Coté international, Jean-Noël Barrot conserve le Quai d'Orsay, et son collègue Sébastien Lecornu reste également en poste à l'Hôtel de Brienne, comme ministre des Armées. Pas de changement non plus pour Annie Genevard à l'agriculture et Agnès Pannier-Runacher, qui reste à la Transition écologique, en perdant toutefois le portefeuille de l'Energie.
Le libéral Guillaume Kasbarian (Renaissance) n'a pas été reconduit comme ministre de la fonction publique. Laurent Marcangelli lui a été préféré. L'ancienne membre du Comité d'organisation des Jeux olympiques et paralympiques de Paris 2024, Marie Barsacq, a, quant à elle, été nommée Ministre des Sports, de la Jeunesse et de la Vie associative.
Si le Parlement a voté en urgence la loi spéciale, le pays devra se doter d'un budget plus précis et complexe pour l'exercice 2025. Mais plane déjà au dessus de la tête du gouvernement Bayrou la même foudre qui a frappé celui de Michel Barnier : une potentielle motion de censure. Pour le moment, seule La France insoumise a déjà annoncé voter la censure dès le discours de Politique générale du Premier ministre, prévu le 13 janvier prochain.
Mais en l'absence de ministres issus du Nouveau front populaire, et avec la présence de poids lourds de la droite, le gouvernement Bayrou devra manœuvrer pour ne connaitre le même sort que son prédécesseur. Le patron du Parti socialiste Olivier Faure a déjà dénoncé, ce soir, « une droite extrême au pouvoir, sous la surveillance de l'extrême droite.» Il a été rejoint par sa camarade écologiste Marine Tondelier qui fustige « l'indignité » de François Bayrou, qui « se remet entre les mains de l'extrême droite », selon elle.

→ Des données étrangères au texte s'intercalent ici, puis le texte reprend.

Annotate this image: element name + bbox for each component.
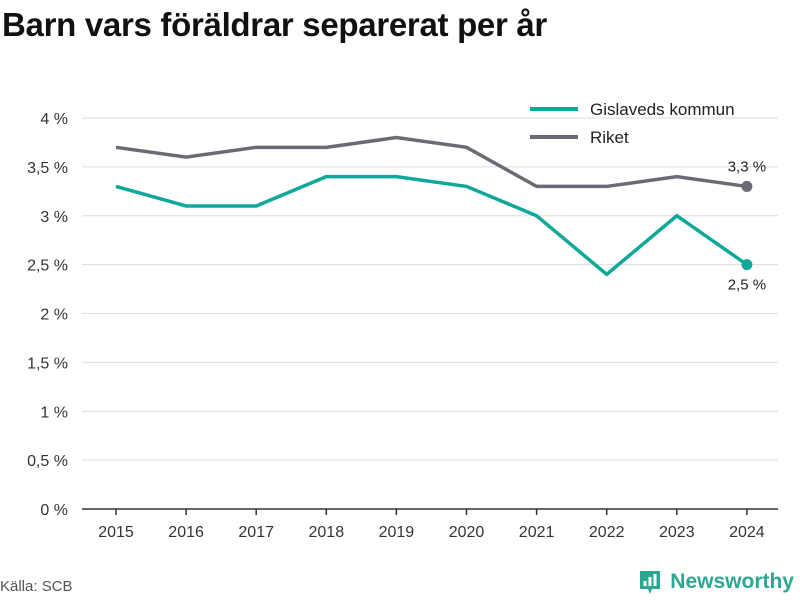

Mais la gauche seule ne peut pas faire tomber le gouvernement, faute de voix. Ce sont également celles du Rassemblement national qui ont fait chuter Michel Barnier début décembre. Malgré l'absence de Xavier Bertrand - bête noir de la formation d'extrême droite - dans le gouvernement Bayrou, le président du parti, Jordan Bardella, a accusé le Premier ministre d'avoir « réuni la coalition de l'échec.»